India’s rupee reversed gains and bonds declined after a local-language newspaper reported that central bank Governor Raghuram Rajan doesn’t want an extension of his term, though Prime Minister Narendra Modi wants him to stay on.
Rajan has told the government that he doesn’t want to continue as Reserve Bank of India (RBI) chief after his term ends in early September, Bengali-language newspaper Anandabazar Patrika reported yesterday, citing unidentified sources close to Rajan. Modi wants him to continue in the role, according to the newspaper, which is the leading daily in the capital of West Bengal, India’s fourth-most populous state.
The rupee weakened 0.3%, the most since May 24, to close at 67.4525 a dollar in Mumbai, reversing an earlier gain of as much as 0.2%, according to prices from local banks compiled by Bloomberg. 
The central bank probably sold dollars to arrest the currency’s slide, three Mumbai-based traders said, asking not to be identified because they aren’t authorized to speak on the matter publicly. “The trigger for the rupee’s drop seems to be the Rajan report,” said Paresh Nayar, Mumbai-based head of currency and money markets at the local unit of South African lender FirstRand. The reaction suggests that investors want Rajan to continue, he said.
The rupee declined 1.4% in May, its biggest monthly loss since January, as foreign funds exited local bonds amid an emerging-market selloff sparked by growing speculation that a US interest-rate increase is imminent. 
Indian sovereign bonds also fell yesterday, with the yield on notes due January 2026 rising two basis points to 7.49%, its highest close since March 30, according to prices from the RBI’s trading system.
Alpana Killawala, a central bank spokeswoman, had no immediate comment on the report. Jagdish Thakkar, a spokesman at the prime minister’s office, wasn’t immediately available for comment, and Finance Ministry spokesman DS Malik didn’t respond to two calls on his mobile phone.

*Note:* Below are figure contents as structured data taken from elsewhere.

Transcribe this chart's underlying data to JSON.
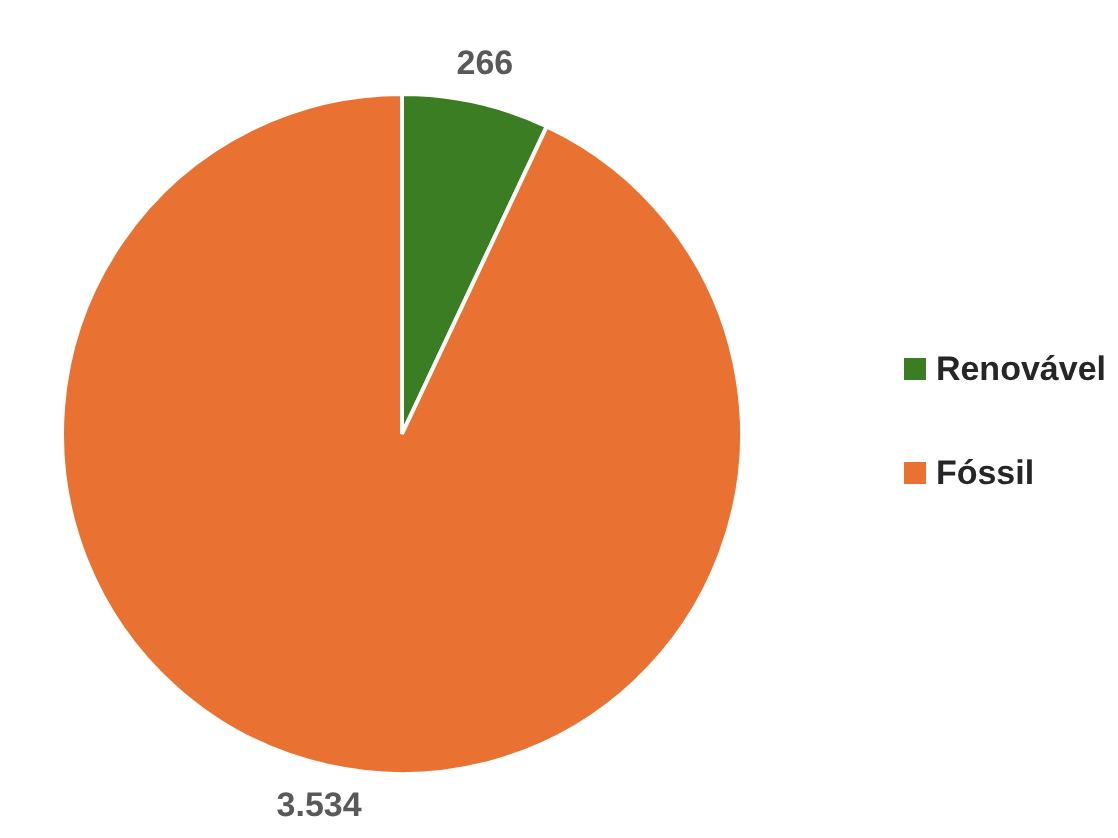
{
  "chart_data": {
    "type": "pie",
    "categories": [
      "Renovável",
      "Fóssil"
    ],
    "values": [
      266,
      3534
    ],
    "colors": [
      "#3a7d22",
      "#e97132"
    ],
    "value_labels": [
      "266",
      "3.534"
    ],
    "legend": "right"
  }
}
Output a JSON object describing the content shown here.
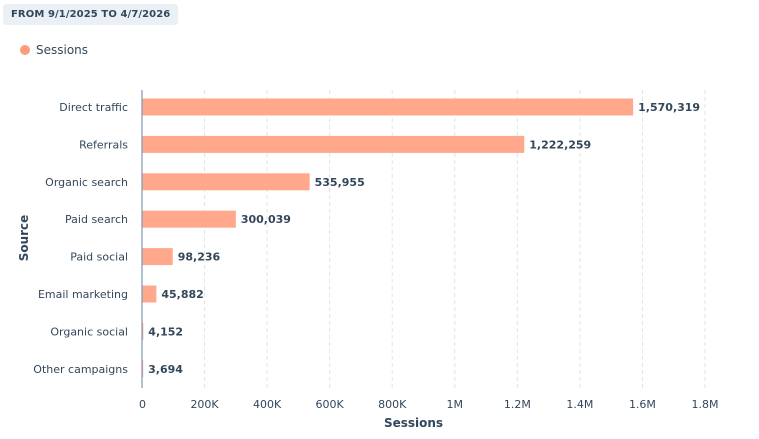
{
  "date_range": "FROM 9/1/2025 TO 4/7/2026",
  "colors": {
    "bar": "#ffa88c",
    "legend_dot": "#ff9b7a",
    "axis": "#7c98b6",
    "grid": "#dfe3eb",
    "text": "#33475b"
  },
  "chart_data": {
    "type": "bar",
    "orientation": "horizontal",
    "categories": [
      "Direct traffic",
      "Referrals",
      "Organic search",
      "Paid search",
      "Paid social",
      "Email marketing",
      "Organic social",
      "Other campaigns"
    ],
    "series": [
      {
        "name": "Sessions",
        "values": [
          1570319,
          1222259,
          535955,
          300039,
          98236,
          45882,
          4152,
          3694
        ]
      }
    ],
    "value_labels": [
      "1,570,319",
      "1,222,259",
      "535,955",
      "300,039",
      "98,236",
      "45,882",
      "4,152",
      "3,694"
    ],
    "xlabel": "Sessions",
    "ylabel": "Source",
    "xlim": [
      0,
      1800000
    ],
    "x_ticks": [
      0,
      200000,
      400000,
      600000,
      800000,
      1000000,
      1200000,
      1400000,
      1600000,
      1800000
    ],
    "x_tick_labels": [
      "0",
      "200K",
      "400K",
      "600K",
      "800K",
      "1M",
      "1.2M",
      "1.4M",
      "1.6M",
      "1.8M"
    ],
    "grid": true,
    "legend": "top-left"
  }
}
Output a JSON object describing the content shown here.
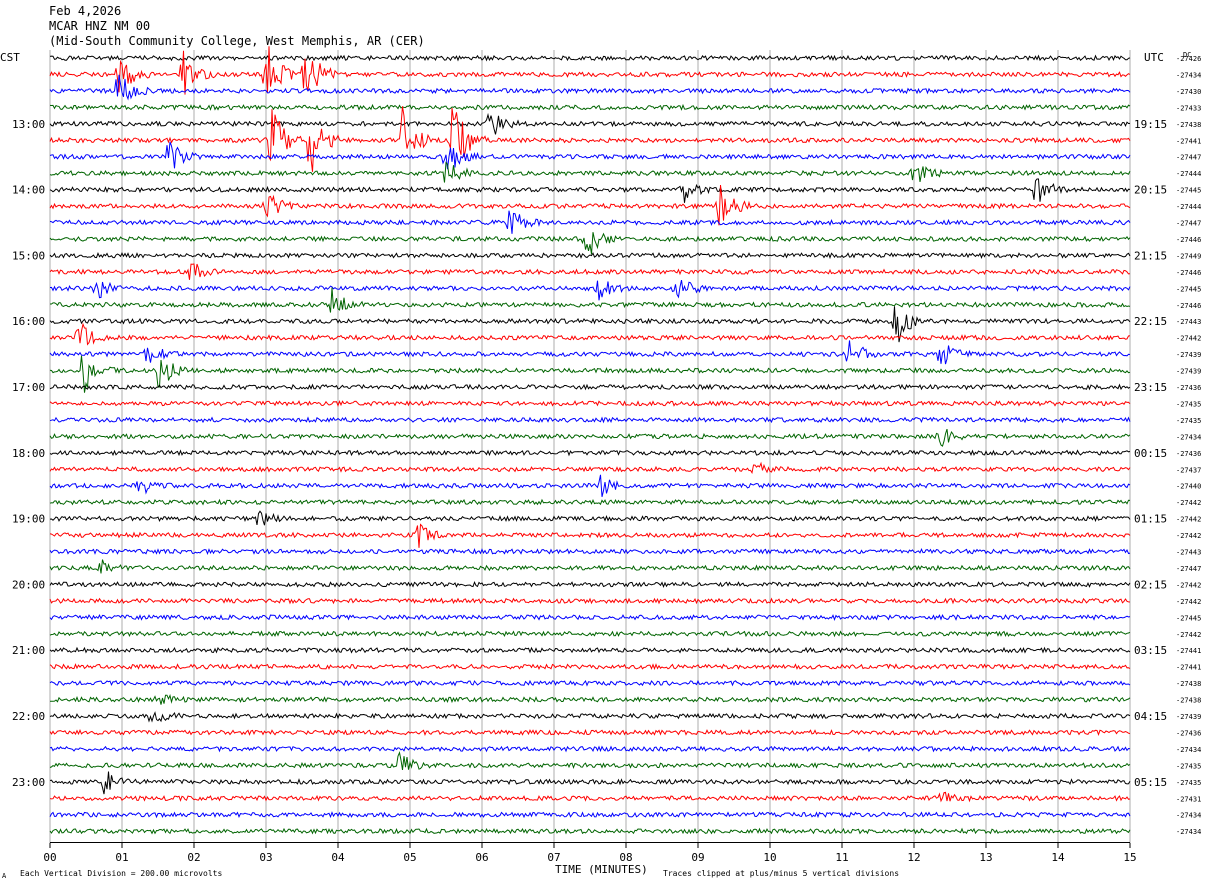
{
  "header": {
    "date": "Feb 4,2026",
    "station": "MCAR HNZ NM 00",
    "site": "(Mid-South Community College, West Memphis, AR (CER)"
  },
  "axes": {
    "left_tz": "CST",
    "right_tz": "UTC",
    "dc_label": "DC",
    "xlabel": "TIME (MINUTES)",
    "scale_note": "Each Vertical Division =  200.00 microvolts",
    "clip_note": "Traces clipped at plus/minus 5 vertical divisions",
    "corner_mark": "A"
  },
  "chart_data": {
    "type": "line",
    "x_ticks": [
      "00",
      "01",
      "02",
      "03",
      "04",
      "05",
      "06",
      "07",
      "08",
      "09",
      "10",
      "11",
      "12",
      "13",
      "14",
      "15"
    ],
    "xlim": [
      0,
      15
    ],
    "left_hour_labels": [
      "13:00",
      "14:00",
      "15:00",
      "16:00",
      "17:00",
      "18:00",
      "19:00",
      "20:00",
      "21:00",
      "22:00",
      "23:00"
    ],
    "right_hour_labels": [
      "19:15",
      "20:15",
      "21:15",
      "22:15",
      "23:15",
      "00:15",
      "01:15",
      "02:15",
      "03:15",
      "04:15",
      "05:15"
    ],
    "trace_colors": [
      "#000000",
      "#ff0000",
      "#0000ff",
      "#006400"
    ],
    "dc_offsets": [
      "-27426",
      "-27434",
      "-27430",
      "-27433",
      "-27438",
      "-27441",
      "-27447",
      "-27444",
      "-27445",
      "-27444",
      "-27447",
      "-27446",
      "-27449",
      "-27446",
      "-27445",
      "-27446",
      "-27443",
      "-27442",
      "-27439",
      "-27439",
      "-27436",
      "-27435",
      "-27435",
      "-27434",
      "-27436",
      "-27437",
      "-27440",
      "-27442",
      "-27442",
      "-27442",
      "-27443",
      "-27447",
      "-27442",
      "-27442",
      "-27445",
      "-27442",
      "-27441",
      "-27441",
      "-27438",
      "-27438",
      "-27439",
      "-27436",
      "-27434",
      "-27435",
      "-27435",
      "-27431",
      "-27434",
      "-27434"
    ],
    "traces_count": 48,
    "events": [
      {
        "trace": 1,
        "minute": 0.95,
        "amp": 3.0
      },
      {
        "trace": 2,
        "minute": 0.95,
        "amp": 2.5
      },
      {
        "trace": 1,
        "minute": 1.85,
        "amp": 2.5
      },
      {
        "trace": 1,
        "minute": 3.0,
        "amp": 5
      },
      {
        "trace": 1,
        "minute": 3.55,
        "amp": 5
      },
      {
        "trace": 4,
        "minute": 6.1,
        "amp": 1.8
      },
      {
        "trace": 5,
        "minute": 3.05,
        "amp": 5
      },
      {
        "trace": 5,
        "minute": 3.6,
        "amp": 5
      },
      {
        "trace": 5,
        "minute": 4.9,
        "amp": 4
      },
      {
        "trace": 5,
        "minute": 5.6,
        "amp": 5
      },
      {
        "trace": 6,
        "minute": 1.65,
        "amp": 2
      },
      {
        "trace": 6,
        "minute": 5.5,
        "amp": 2.5
      },
      {
        "trace": 7,
        "minute": 5.5,
        "amp": 1.8
      },
      {
        "trace": 7,
        "minute": 12.0,
        "amp": 1.8
      },
      {
        "trace": 8,
        "minute": 8.8,
        "amp": 1.5
      },
      {
        "trace": 8,
        "minute": 13.7,
        "amp": 2
      },
      {
        "trace": 9,
        "minute": 3.0,
        "amp": 2.5
      },
      {
        "trace": 9,
        "minute": 9.3,
        "amp": 3
      },
      {
        "trace": 10,
        "minute": 6.4,
        "amp": 2
      },
      {
        "trace": 11,
        "minute": 7.45,
        "amp": 2.5
      },
      {
        "trace": 13,
        "minute": 1.95,
        "amp": 1.2
      },
      {
        "trace": 14,
        "minute": 0.65,
        "amp": 1.3
      },
      {
        "trace": 14,
        "minute": 7.6,
        "amp": 1.8
      },
      {
        "trace": 14,
        "minute": 8.7,
        "amp": 1.5
      },
      {
        "trace": 15,
        "minute": 3.9,
        "amp": 2
      },
      {
        "trace": 16,
        "minute": 11.75,
        "amp": 3
      },
      {
        "trace": 17,
        "minute": 0.4,
        "amp": 2
      },
      {
        "trace": 18,
        "minute": 1.35,
        "amp": 1.5
      },
      {
        "trace": 18,
        "minute": 11.1,
        "amp": 2
      },
      {
        "trace": 18,
        "minute": 12.35,
        "amp": 2
      },
      {
        "trace": 19,
        "minute": 0.45,
        "amp": 3
      },
      {
        "trace": 19,
        "minute": 1.5,
        "amp": 2.5
      },
      {
        "trace": 23,
        "minute": 12.35,
        "amp": 1.5
      },
      {
        "trace": 25,
        "minute": 9.8,
        "amp": 0.9
      },
      {
        "trace": 26,
        "minute": 1.25,
        "amp": 1
      },
      {
        "trace": 26,
        "minute": 7.65,
        "amp": 1.2
      },
      {
        "trace": 28,
        "minute": 2.9,
        "amp": 1
      },
      {
        "trace": 29,
        "minute": 5.1,
        "amp": 1.5
      },
      {
        "trace": 31,
        "minute": 0.7,
        "amp": 1
      },
      {
        "trace": 39,
        "minute": 1.45,
        "amp": 1
      },
      {
        "trace": 40,
        "minute": 1.4,
        "amp": 1
      },
      {
        "trace": 43,
        "minute": 4.85,
        "amp": 1.5
      },
      {
        "trace": 44,
        "minute": 0.75,
        "amp": 1.5
      },
      {
        "trace": 45,
        "minute": 12.35,
        "amp": 0.9
      }
    ]
  }
}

A prominent member of Modi’s ruling party has started a campaign to oust Rajan, arguing that his push for a consumer-price inflation target has hurt the economy. Finance Minister Arun Jaitley has declined to comment on Rajan’s future, while denouncing personal attacks on the governor.
Rajan, a former International Monetary Fund chief economist, has boosted India’s foreign-exchange reserves to all- time highs and helped cut rupee swings by more than half since taking office in September 2013. 
Besides the inflation target, he’s backed efforts to create a monetary policy committee and strongly advocated fiscal discipline.
The rupee gained earlier in the day as a report showed India’s world-beating economic growth accelerated more than estimated at the start of 2016. Gross domestic product rose 7.9% in the January-March quarter from a year earlier, according to official data released after the close of markets on Tuesday. That was quicker than the 7.5% median estimate in a Bloomberg survey and the 7.2% pace seen in the previous quarter.
The growth trajectory and financial health of Asia’s third- largest economy will keep investors interested in rupee bonds, according to Pacific Investment Management Co, which oversees about $1.5tn in assets globally. Rajan is scheduled to next review monetary policy on June 7. He normally holds a press conference after the decision is made public.